La double filière : producteurs et conditionneurs
Comme pour d’autres appellations, l’ail rose implique des producteurs et des ateliers de conditionnement qui trient, calibrent et mettent en grappe. Les volumes doivent correspondre entre les livraisons des producteurs et les sorties des conditionneurs. L’ODG gère cette traçabilité croisée qui se complexifie quand un conditionneur travaille avec plusieurs dizaines de producteurs.

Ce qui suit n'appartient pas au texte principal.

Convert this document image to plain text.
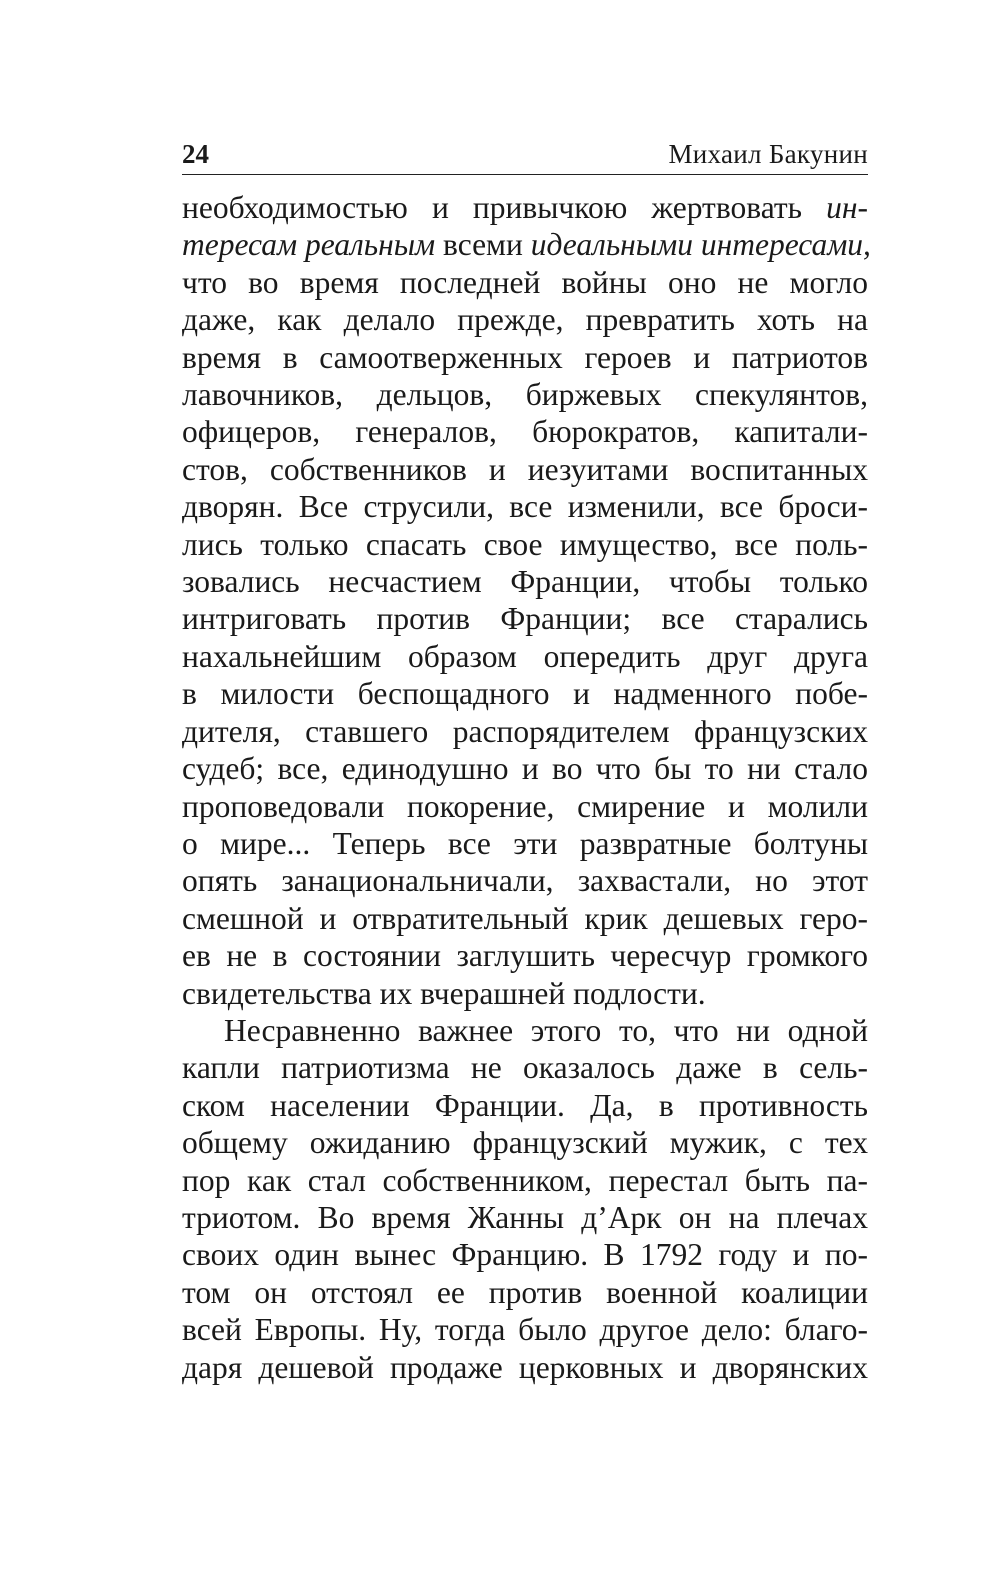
24	Михаил Бакунин
необходимостью и привычкою жертвовать ин-
тересам реальным всеми идеальными интересами,
что во время последней войны оно не могло
даже, как делало прежде, превратить хоть на
время в самоотверженных героев и патриотов
лавочников, дельцов, биржевых спекулянтов,
офицеров, генералов, бюрократов, капитали-
стов, собственников и иезуитами воспитанных
дворян. Все струсили, все изменили, все броси-
лись только спасать свое имущество, все поль-
зовались несчастием Франции, чтобы только
интриговать против Франции; все старались
нахальнейшим образом опередить друг друга
в милости беспощадного и надменного побе-
дителя, ставшего распорядителем французских
судеб; все, единодушно и во что бы то ни стало
проповедовали покорение, смирение и молили
о мире... Теперь все эти развратные болтуны
опять занациональничали, захвастали, но этот
смешной и отвратительный крик дешевых геро-
ев не в состоянии заглушить чересчур громкого
свидетельства их вчерашней подлости.
Несравненно важнее этого то, что ни одной
капли патриотизма не оказалось даже в сель-
ском населении Франции. Да, в противность
общему ожиданию французский мужик, с тех
пор как стал собственником, перестал быть па-
триотом. Во время Жанны д’Арк он на плечах
своих один вынес Францию. В 1792 году и по-
том он отстоял ее против военной коалиции
всей Европы. Ну, тогда было другое дело: благо-
даря дешевой продаже церковных и дворянских
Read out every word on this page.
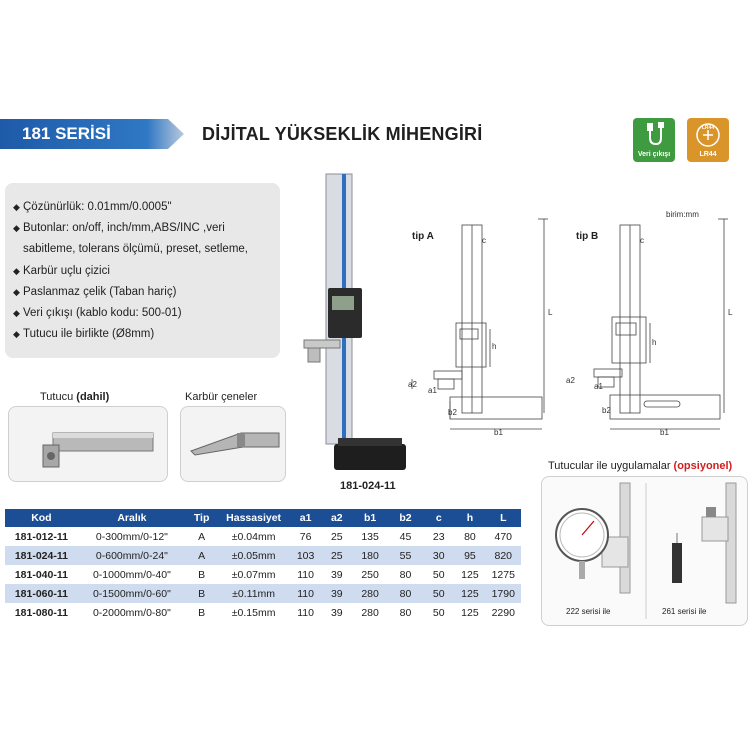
181 SERİSİ	DİJİTAL YÜKSEKLİK MİHENGİRİ
Veri çıkışı
LR44
LR44
◆ Çözünürlük: 0.01mm/0.0005"
◆ Butonlar: on/off, inch/mm,ABS/INC ,veri
sabitleme, tolerans ölçümü, preset, setleme,
◆ Karbür uçlu çizici
◆ Paslanmaz çelik (Taban hariç)
◆ Veri çıkışı (kablo kodu: 500-01)
◆ Tutucu ile birlikte (Ø8mm)
Tutucu (dahil)	Karbür çeneler
181-024-11
birim:mm
tip A	c
h
L
a2
a1
b2
b1
tip B	c
h
L
a2
a1
b2
b1
Tutucular ile uygulamalar (opsiyonel)
222 serisi ile	261 serisi ile
Kod	Aralık	Tip	Hassasiyet	a1	a2	b1	b2	c	h	L
181-012-11	0-300mm/0-12"	A	±0.04mm	76	25	135	45	23	80	470
181-024-11	0-600mm/0-24"	A	±0.05mm	103	25	180	55	30	95	820
181-040-11	0-1000mm/0-40"	B	±0.07mm	110	39	250	80	50	125	1275
181-060-11	0-1500mm/0-60"	B	±0.11mm	110	39	280	80	50	125	1790
181-080-11	0-2000mm/0-80"	B	±0.15mm	110	39	280	80	50	125	2290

Les contrôles de calibre et d’aspect
La qualité visuelle de l’ail (couleur rose, calibre, absence de défauts) est un critère fondamental. Les contrôles physiques sur lots, réalisés avant commercialisation, génèrent des procès-verbaux que l’ODG doit archiver et exploiter. Un lot non conforme doit être déclassé, ce qui a des conséquences sur les volumes et les bilans.
La gestion du Label Rouge en plus de l’IGP
L’Ail rose de Lautrec bénéficie du double signe IGP et Label Rouge. Cela signifie deux référentiels à respecter, deux séries de contrôles et deux rapports annuels à produire. L’ODG doit croiser les exigences des deux cahiers des charges et s’assurer que chaque lot satisfait aux deux.
Le numérique pour simplifier une gestion à double référentiel
La gestion combinée IGP et Label Rouge multiplie les formulaires et les contrôles. Un outil numérique adapté au maraîchage permet de fusionner les déclarations quand les deux référentiels se recoupent, et de distinguer les exigences spécifiques quand ils divergent. Le producteur remplit un seul formulaire, et le système ventile les données vers les bons registres.
Le suivi des stocks, en particulier, gagne à être dématérialisé. Les déclarations trimestrielles en ligne remplacent les formulaires papier envoyés par courrier. L’ODG consolide les stocks en temps réel et peut détecter les incohérences (stock déclaré supérieur à la récolte moins les ventes) avant qu’elles ne deviennent des problèmes en audit.
Pour les obligations INAO et les contrôles Label Rouge, l’historique numérique constitue une base documentaire fiable. Les procès-verbaux de contrôle de calibre, les résultats de tri, les courbes de stock : tout est archivé et accessible en quelques clics au lieu de fouiller des classeurs.
L’Ail rose de Lautrec est un produit de garde, ce qui étire la saison de gestion bien au-delà de la récolte. Son ODG fait face à un défi de continuité : maintenir la rigueur du suivi sur huit mois de commercialisation, avec un double référentiel qualité. Des outils adaptés transforment cette contrainte en atout de transparence.